Middle East Arafat Says Yes (Maybe)

By Scott MacLeod

Is Yasser Arafat picking up some new tricks from Mikhail Gorbachev? In his own version of a charm offensive, the chairman of the Palestine Liberation Organization held an unlikely and surprisingly cozy meeting in Stockholm with five prominent American Jews -- and appeared more agreeable than ever. The question as he heads toward a major performance before a specially convened U.N. General Assembly session in Geneva this week: Is it for real?

With the Swedish government acting as a go-between, the U.S. group traveled to the Scandinavian capital to seek clarification of the resolutions adopted in Algiers last month by the P.L.O.'s parliament, the Palestine National Council (P.N.C.). Those statements were widely regarded as a positive but still ambiguous step forward. Arafat responded by endorsing yet another four- point statement, this one hammered out with the Jewish leaders. It stated clearly that the P.L.O. agreed to negotiations on the basis of U.N. Resolutions 242 and 338, "accepted the existence of Israel," rejected terrorism and called for a solution to the Palestinian refugee problem. Once again the cagey P.L.O. leader seemed to be conceding to the long-standing demands of the U.S. for participation in Middle East peace talks.

At least, so thought the American free-lance diplomats, all members of the Israel-based International Center for Peace in the Middle East, whose international chairman is former Israeli Foreign Minister Abba Eban. "Our effort was intended to clarify the ambiguities," said Rita Hauser, a member of the Jewish delegation and a New York lawyer active in the Republican Party. "I believe we have done that." Swedish Foreign Minister Sten Andersson called the meeting "a breakthrough in the peace process."

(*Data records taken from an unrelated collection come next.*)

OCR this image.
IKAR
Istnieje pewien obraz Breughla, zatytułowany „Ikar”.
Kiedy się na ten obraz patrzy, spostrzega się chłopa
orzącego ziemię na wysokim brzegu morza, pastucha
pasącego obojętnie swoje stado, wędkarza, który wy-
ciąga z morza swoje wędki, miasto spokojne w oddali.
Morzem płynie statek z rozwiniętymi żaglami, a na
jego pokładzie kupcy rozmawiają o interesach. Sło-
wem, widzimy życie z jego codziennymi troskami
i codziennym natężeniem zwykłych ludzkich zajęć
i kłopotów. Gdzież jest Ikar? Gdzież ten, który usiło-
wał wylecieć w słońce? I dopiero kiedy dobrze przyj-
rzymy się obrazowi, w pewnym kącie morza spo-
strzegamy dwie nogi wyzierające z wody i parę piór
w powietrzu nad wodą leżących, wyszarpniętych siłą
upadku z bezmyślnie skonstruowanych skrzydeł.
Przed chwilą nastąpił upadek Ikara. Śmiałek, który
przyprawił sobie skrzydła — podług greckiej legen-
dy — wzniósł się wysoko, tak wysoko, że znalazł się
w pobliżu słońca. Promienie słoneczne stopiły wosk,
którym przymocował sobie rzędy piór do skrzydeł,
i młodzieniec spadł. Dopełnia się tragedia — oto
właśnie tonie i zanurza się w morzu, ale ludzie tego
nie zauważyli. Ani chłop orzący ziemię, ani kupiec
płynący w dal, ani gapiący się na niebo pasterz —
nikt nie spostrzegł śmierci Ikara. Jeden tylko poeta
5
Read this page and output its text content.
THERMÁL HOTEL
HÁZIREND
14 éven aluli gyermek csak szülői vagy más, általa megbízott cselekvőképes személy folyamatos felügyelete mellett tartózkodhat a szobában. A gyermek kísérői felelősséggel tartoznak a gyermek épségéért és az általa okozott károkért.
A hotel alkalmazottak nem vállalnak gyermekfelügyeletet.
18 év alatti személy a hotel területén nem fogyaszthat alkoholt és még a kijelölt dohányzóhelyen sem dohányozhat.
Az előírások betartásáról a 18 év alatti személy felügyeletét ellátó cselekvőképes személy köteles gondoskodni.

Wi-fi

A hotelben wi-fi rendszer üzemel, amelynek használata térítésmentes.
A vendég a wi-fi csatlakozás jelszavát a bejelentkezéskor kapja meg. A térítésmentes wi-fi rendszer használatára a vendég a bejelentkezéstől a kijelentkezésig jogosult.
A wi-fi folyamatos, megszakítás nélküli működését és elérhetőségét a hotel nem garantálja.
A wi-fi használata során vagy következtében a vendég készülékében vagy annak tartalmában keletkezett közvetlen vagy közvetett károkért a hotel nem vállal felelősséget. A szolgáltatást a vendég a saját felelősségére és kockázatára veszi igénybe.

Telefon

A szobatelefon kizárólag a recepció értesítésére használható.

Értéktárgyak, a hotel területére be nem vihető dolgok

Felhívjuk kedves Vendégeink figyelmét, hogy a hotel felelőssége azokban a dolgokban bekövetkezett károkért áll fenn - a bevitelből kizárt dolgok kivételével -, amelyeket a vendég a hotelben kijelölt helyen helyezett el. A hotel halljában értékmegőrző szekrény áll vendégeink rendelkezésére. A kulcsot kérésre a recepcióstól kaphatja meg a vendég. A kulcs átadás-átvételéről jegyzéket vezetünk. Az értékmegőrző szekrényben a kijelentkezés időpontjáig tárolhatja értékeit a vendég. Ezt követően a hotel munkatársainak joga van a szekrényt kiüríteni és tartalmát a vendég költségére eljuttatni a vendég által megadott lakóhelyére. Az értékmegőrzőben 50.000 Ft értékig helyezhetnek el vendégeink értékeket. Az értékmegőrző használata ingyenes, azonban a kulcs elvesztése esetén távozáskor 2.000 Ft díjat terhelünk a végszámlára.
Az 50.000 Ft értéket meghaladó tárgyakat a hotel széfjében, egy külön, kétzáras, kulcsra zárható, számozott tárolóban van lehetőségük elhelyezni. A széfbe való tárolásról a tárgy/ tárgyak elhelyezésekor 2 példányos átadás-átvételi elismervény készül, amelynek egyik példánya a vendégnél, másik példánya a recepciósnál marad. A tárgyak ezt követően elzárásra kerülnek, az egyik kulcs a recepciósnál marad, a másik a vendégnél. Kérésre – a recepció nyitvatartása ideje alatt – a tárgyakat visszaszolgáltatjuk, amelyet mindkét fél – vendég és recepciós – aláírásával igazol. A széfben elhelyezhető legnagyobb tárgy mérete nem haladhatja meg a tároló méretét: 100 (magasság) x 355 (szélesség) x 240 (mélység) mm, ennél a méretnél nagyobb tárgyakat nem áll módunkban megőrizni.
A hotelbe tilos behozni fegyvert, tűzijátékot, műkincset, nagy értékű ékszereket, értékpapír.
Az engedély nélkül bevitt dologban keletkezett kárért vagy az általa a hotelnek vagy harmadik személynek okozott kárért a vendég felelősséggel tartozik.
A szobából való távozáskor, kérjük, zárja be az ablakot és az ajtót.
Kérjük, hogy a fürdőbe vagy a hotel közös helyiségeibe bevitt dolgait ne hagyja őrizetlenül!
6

But was it? In London the British Foreign Office cautiously decided that the Stockholm statement "confirms our earlier view that the P.L.O. are moving forward." Israeli leaders totally dismissed Arafat's actions. Secretary of State George Shultz said he welcomed the clarification but the P.L.O. still had "a considerable distance to go."

By appearing to meet the terms of his adversaries, Arafat is maneuvering Israel, instead of the P.L.O., into the spoiler's role. Yet a crucial remaining obstacle is Arafat's old habit of surrounding every statement with as much vagueness as he can get away with. To fend off criticism or even assassination by P.L.O. hard-liners who reject any moderation, Arafat insists, he must withhold concrete concessions until he sits at a negotiating table. Accordingly, the Stockholm statement accepted the fact of Israel's existence but did not acknowledge Israel's moral "right" to statehood. Arafat also seemed to hedge his renunciation of terrorism by insisting on the right of Palestinians to resist oppression "by any means at their disposal." Finally, Arafat seemed to go out of his way to downgrade the importance of the Stockholm statement when he failed to sign it and labeled it "nothing new" beyond the P.N.C. declaration in Algiers.

Yet the image that Arafat projected by his willingness to talk with the U.S. Jews was probably more important than any substance that came out of the meeting. The gathering set off fresh debate in the U.S. over how to respond to the P.L.O. gestures. This week in Geneva, Arafat has an ideal opportunity to carry the P.L.O.'s new brand of positive diplomacy a decisive step further and force his adversaries to respond in kind.